Miloseviç, Ortodoks bir papazın oğlu, Komünist Parti kadrolarında yetişmiş bir "aparatçik" ve de ateşli bir radikal Sırp milliyetçisi idi. Henüz Komünist Parti kadrosundayken Kosova'da Sırplara yaptığı ateşli ve ajitatif konuşmasının ardından artan popülaritesi, 1986'da, masonik memorandum geleneğini tekrarlayan Sırp Sanat ve Bilim Akademisi'nden aldığı destekle birlikte onu iktidara taşıdı. 1989'da Sırbistan Devlet Başkanı oldu ve elindeki medya gücünü kullanarak Çetnik psikolojisini yeniden hayata döndürdü:
"Miloseviç'in güdümündeki 8. Kongre'nin ardından Parti kamuoyunda, basında ve entelijensiyada aşırı Sırp milliyetçiliği sistematikleşmeye başladı. Radikal milliyetçi geleneğin II. Dünya Savaşı öncesindeki mirasına da el atıldı. Çetnik hareketi, Sırp milletinin 'tarihsel düşmanları'na karşı direnen onurlu bir hareket olarak yeniden meşrulaştırıldı." (Yugoslavya-Milliyetçiliğin provokasyonu, Tanıl Bora, sf.107)
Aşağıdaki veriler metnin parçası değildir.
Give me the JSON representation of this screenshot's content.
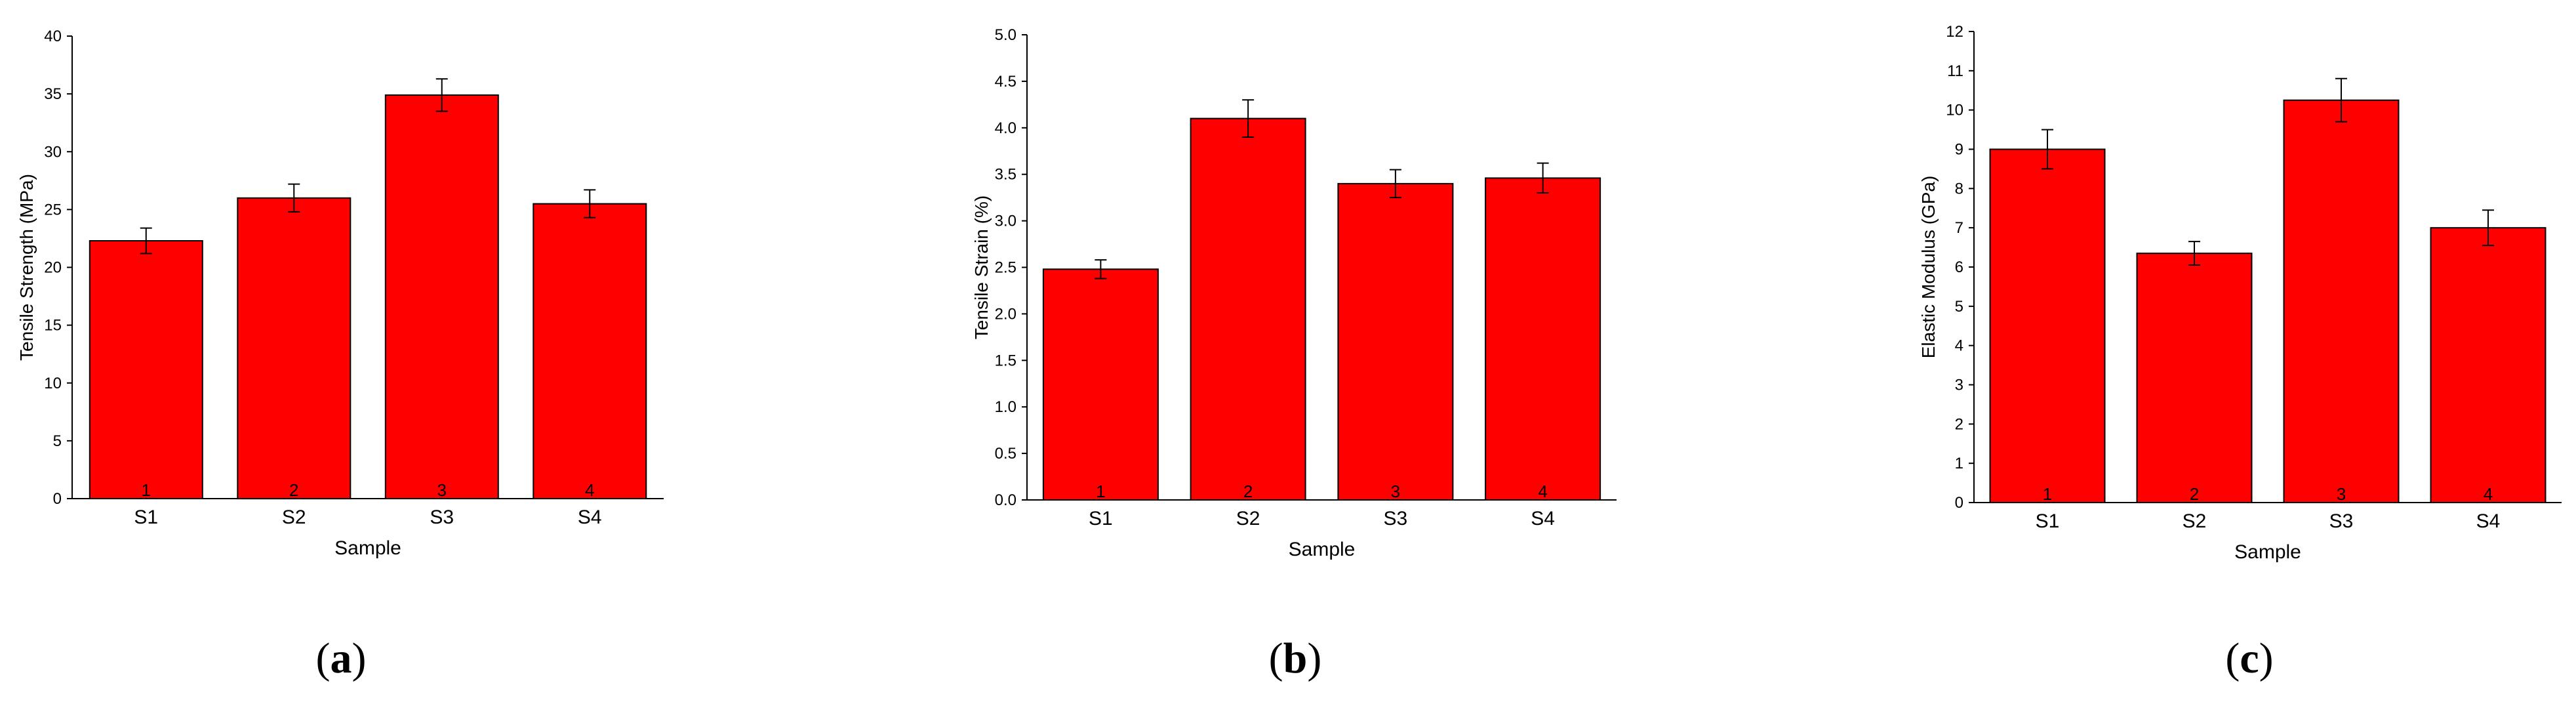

Eski Büyükelçi Şükrü Elekdağ ise, Miloseviç hakkında şu yorumu yapmaktadır:
"Bosna'daki Sırp saldırılarının ve soykırımın baş sorumlusu, şimdi barış havarisi rolündeki Sırbistan Başkanı Slobodan Miloseviç'tir. Bu eski komünist hempası, 1987'den bu yana Sırp aydınlarının ve Ortodoks Kilisesi'nin de yardımlarıyla, Sırpları, Bosna-Hersek ve Hırvatistan toprakları üzerinde tarihsel hakları olduğuna inandırma kampanyası sürdürmüş, fanatik Sırp milliyetçilerini Müslüman Bosnalılara ve Hırvatlara karşı derin bir kin ve nefretle doldurmuş, etnik arındırma planlarını hazırlatmış ve katliamı yürüten Sırp milis kuvvetlerinin Sırp ordusu tarafından silahlandırılmasını ve eğitilmesini sağlamıştır. Karadziç önde görünmekle birlikte, bugüne kadar ipler daima perde arkasındaki Miloseviç'in emrindeydi." (Milliyet, 9 Mayıs 1993)
Miloseviç'in daha ileri dönemde, nasıl bazı Batılı biraderlerinin eliyle sözde "barış havarisi" ilan edildiğini de ilerleyen bölümlerde inceleyeceğiz.